Left backs Vijay amid DMK charge

CPI general secretary M. A. Baby has defended the party’s decision to support actor-politician C. Joseph Vijay in Tamil Nadu’s government formation battle, arguing that the Left could not endorse any arrangement that placed the AIADMK within reach of power while it remained aligned with the BJP-led National Democratic Alliance.

Baby’s intervention sharpened the political contest in Chennai after the CPI, CPI and other smaller parties moved to back Vijay’s Tamilaga Vettri Kazhagam, giving the fledgling party a path to cross the majority mark in the Assembly.
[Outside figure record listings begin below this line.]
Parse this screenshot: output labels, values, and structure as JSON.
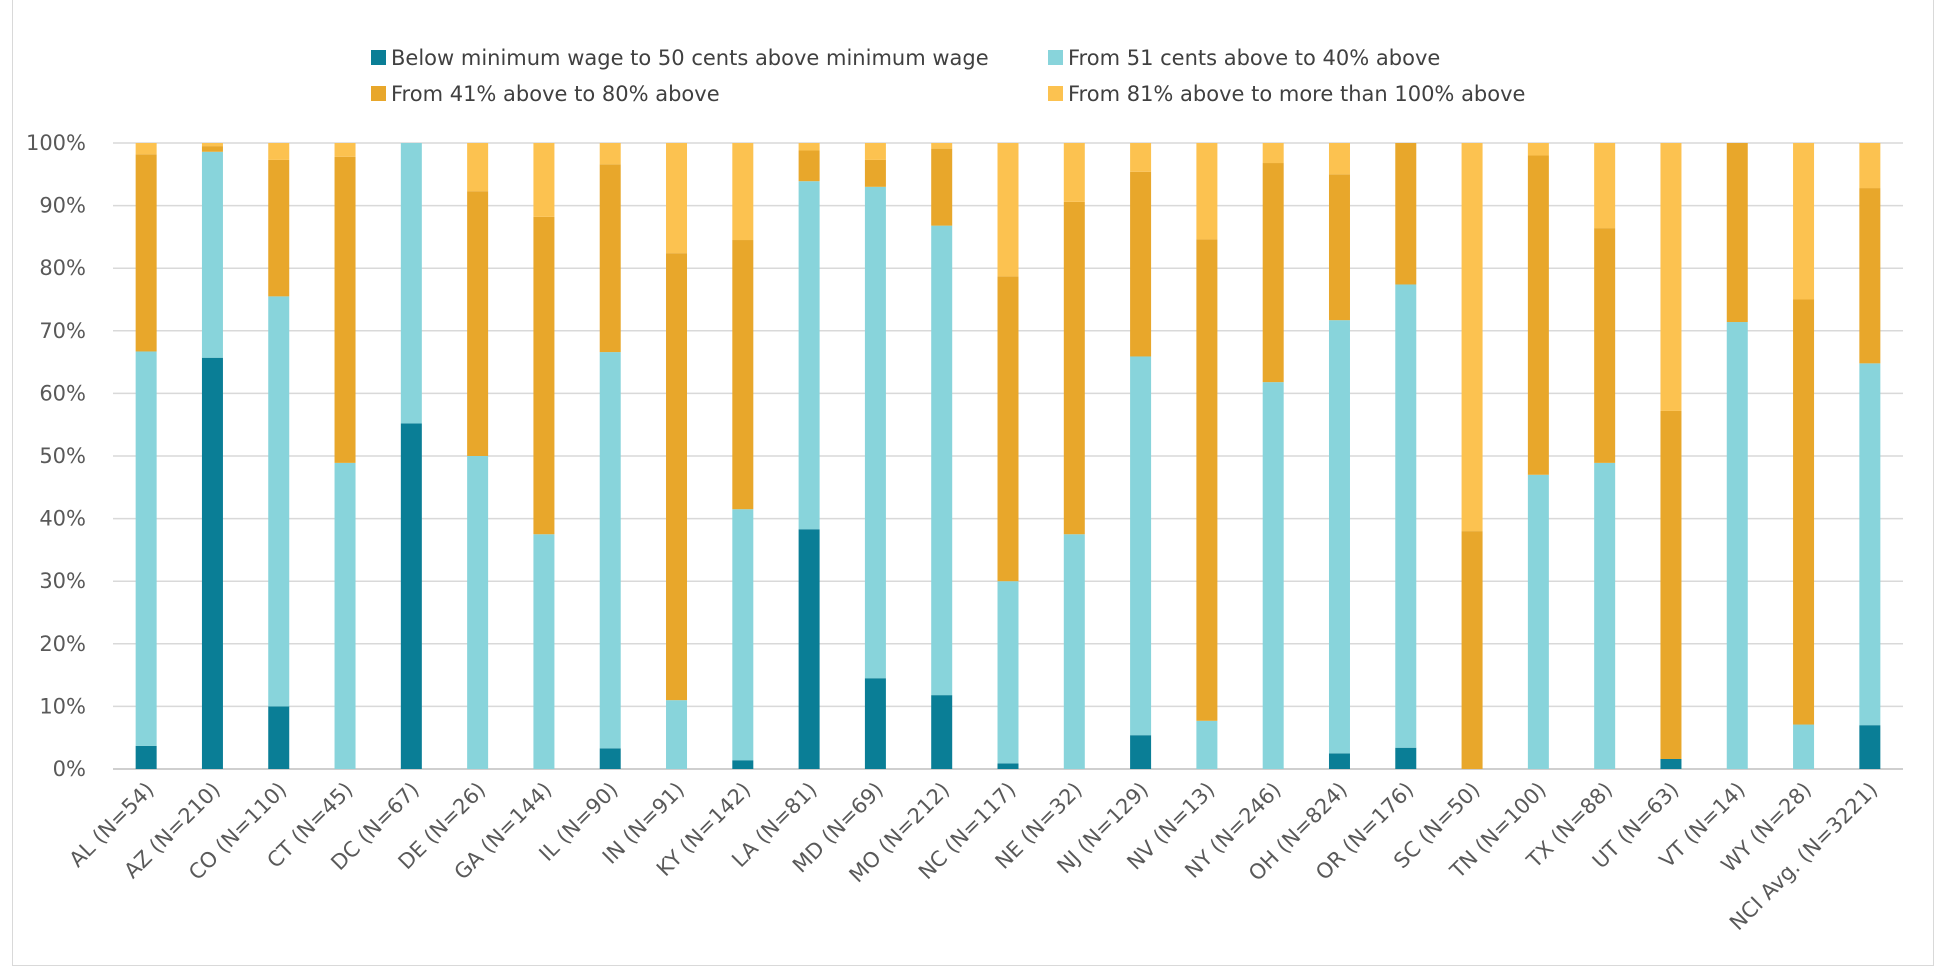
{
  "chart_data": {
    "type": "bar",
    "stacked": true,
    "ylim": [
      0,
      100
    ],
    "yticks": [
      "0%",
      "10%",
      "20%",
      "30%",
      "40%",
      "50%",
      "60%",
      "70%",
      "80%",
      "90%",
      "100%"
    ],
    "grid": true,
    "legend_position": "top",
    "categories": [
      "AL (N=54)",
      "AZ (N=210)",
      "CO (N=110)",
      "CT (N=45)",
      "DC (N=67)",
      "DE (N=26)",
      "GA (N=144)",
      "IL (N=90)",
      "IN (N=91)",
      "KY (N=142)",
      "LA (N=81)",
      "MD (N=69)",
      "MO (N=212)",
      "NC (N=117)",
      "NE (N=32)",
      "NJ (N=129)",
      "NV (N=13)",
      "NY (N=246)",
      "OH (N=824)",
      "OR (N=176)",
      "SC (N=50)",
      "TN (N=100)",
      "TX (N=88)",
      "UT (N=63)",
      "VT (N=14)",
      "WY (N=28)",
      "NCI Avg.  (N=3221)"
    ],
    "series": [
      {
        "name": "Below minimum wage to 50 cents above minimum wage",
        "color": "#0a7e96",
        "values": [
          3.7,
          65.7,
          10.0,
          0.0,
          55.2,
          0.0,
          0.0,
          3.3,
          0.0,
          1.4,
          38.3,
          14.5,
          11.8,
          0.9,
          0.0,
          5.4,
          0.0,
          0.0,
          2.5,
          3.4,
          0.0,
          0.0,
          0.0,
          1.6,
          0.0,
          0.0,
          7.0
        ]
      },
      {
        "name": "From 51 cents above to 40% above",
        "color": "#88d4db",
        "values": [
          63.0,
          32.9,
          65.5,
          48.9,
          44.8,
          50.0,
          37.5,
          63.3,
          11.0,
          40.1,
          55.6,
          78.5,
          75.0,
          29.1,
          37.5,
          60.5,
          7.7,
          61.8,
          69.2,
          74.0,
          0.0,
          47.0,
          48.9,
          0.0,
          71.4,
          7.1,
          57.8
        ]
      },
      {
        "name": "From 41% above to 80% above",
        "color": "#e8a72b",
        "values": [
          31.5,
          0.9,
          21.8,
          48.9,
          0.0,
          42.3,
          50.7,
          30.0,
          71.4,
          43.0,
          4.9,
          4.3,
          12.3,
          48.7,
          53.1,
          29.5,
          76.9,
          35.0,
          23.3,
          22.6,
          38.0,
          51.0,
          37.5,
          55.6,
          28.6,
          67.9,
          28.0
        ]
      },
      {
        "name": "From 81% above to more than 100% above",
        "color": "#fcc250",
        "values": [
          1.8,
          0.5,
          2.7,
          2.2,
          0.0,
          7.7,
          11.8,
          3.4,
          17.6,
          15.5,
          1.2,
          2.7,
          0.9,
          21.3,
          9.4,
          4.6,
          15.4,
          3.2,
          5.0,
          0.0,
          62.0,
          2.0,
          13.6,
          42.8,
          0.0,
          25.0,
          7.2
        ]
      }
    ]
  }
}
The move followed days of uncertainty after the election produced a fractured mandate, with TVK emerging as the principal claimant but short of the numbers needed to form a stable government on its own.

The CPI leader said the DMK had explored the option of extending outside support to an AIADMK-led government and had expected the Left to consider a similar line. Baby rejected that route, saying the Left’s political position could not be reconciled with helping an NDA-linked formation take office. His remarks framed the CPI’s backing for Vijay not as an embrace of TVK’s full political programme, but as a tactical decision shaped by the arithmetic of the Assembly and the need to block the AIADMK-BJP axis.

DMK circles have pushed back against the implication that the party had abandoned its anti-BJP positioning, contending that government formation in a hung House required all parties to weigh constitutional options. The party, led by M. K. Stalin, faces one of its most delicate moments since it returned to power in 2021, with its post-poll strategy coming under pressure from former allies and rivals alike.

Vijay’s rise has transformed Tamil Nadu’s political landscape. TVK, launched in 2024, fought the Assembly election as a new force built around the actor’s mass appeal, welfare promises and a campaign pitch aimed at younger voters, first-time electors and those disenchanted with the Dravidian duopoly. Its performance has disrupted the long-standing contest between the DMK and AIADMK, forcing established parties to respond to a political outsider who has now become central to government formation.

The immediate question before Governor Rajendra Vishwanath Arlekar was whether Vijay had demonstrated sufficient support to be invited to form the government. Letters of support from the CPI, CPI, VCK and IUML strengthened TVK’s claim, though the process was marked by competing allegations over delay, pressure and procedural caution. The governor’s office came under scrutiny as parties watched whether constitutional convention would be followed swiftly once the numbers were placed before it.

For the Left, the decision carries both opportunity and risk. Supporting Vijay allows it to retain an anti-BJP posture and avoid being drawn into any AIADMK-led arrangement. At the same time, it exposes the CPI and CPI to criticism that they are lending legitimacy to a personality-driven party with limited governing experience and a still-developing ideological framework. Baby’s defence sought to address that tension by stressing that outside support does not amount to joining the government or abandoning the Left’s independent political line.

The VCK’s position added another layer to the negotiations. Its support was seen as vital not only for numbers but also for the social justice legitimacy of any TVK-led arrangement. Friction surfaced over the manner of TVK’s outreach, with criticism that high-stakes coalition building required direct political engagement rather than impersonal communication. Even so, the broader anti-AIADMK calculation appears to have outweighed reservations about Vijay’s organisational maturity.

AIADMK leaders, meanwhile, have sought to project the post-poll manoeuvring as proof that voters delivered a verdict against the DMK but not necessarily a mandate for TVK. The party’s association with the BJP-led alliance, however, complicated its acceptability to parties that built their campaigns around secular and federal themes. That has narrowed the space for a workable AIADMK-led alternative despite its continued relevance in the Assembly.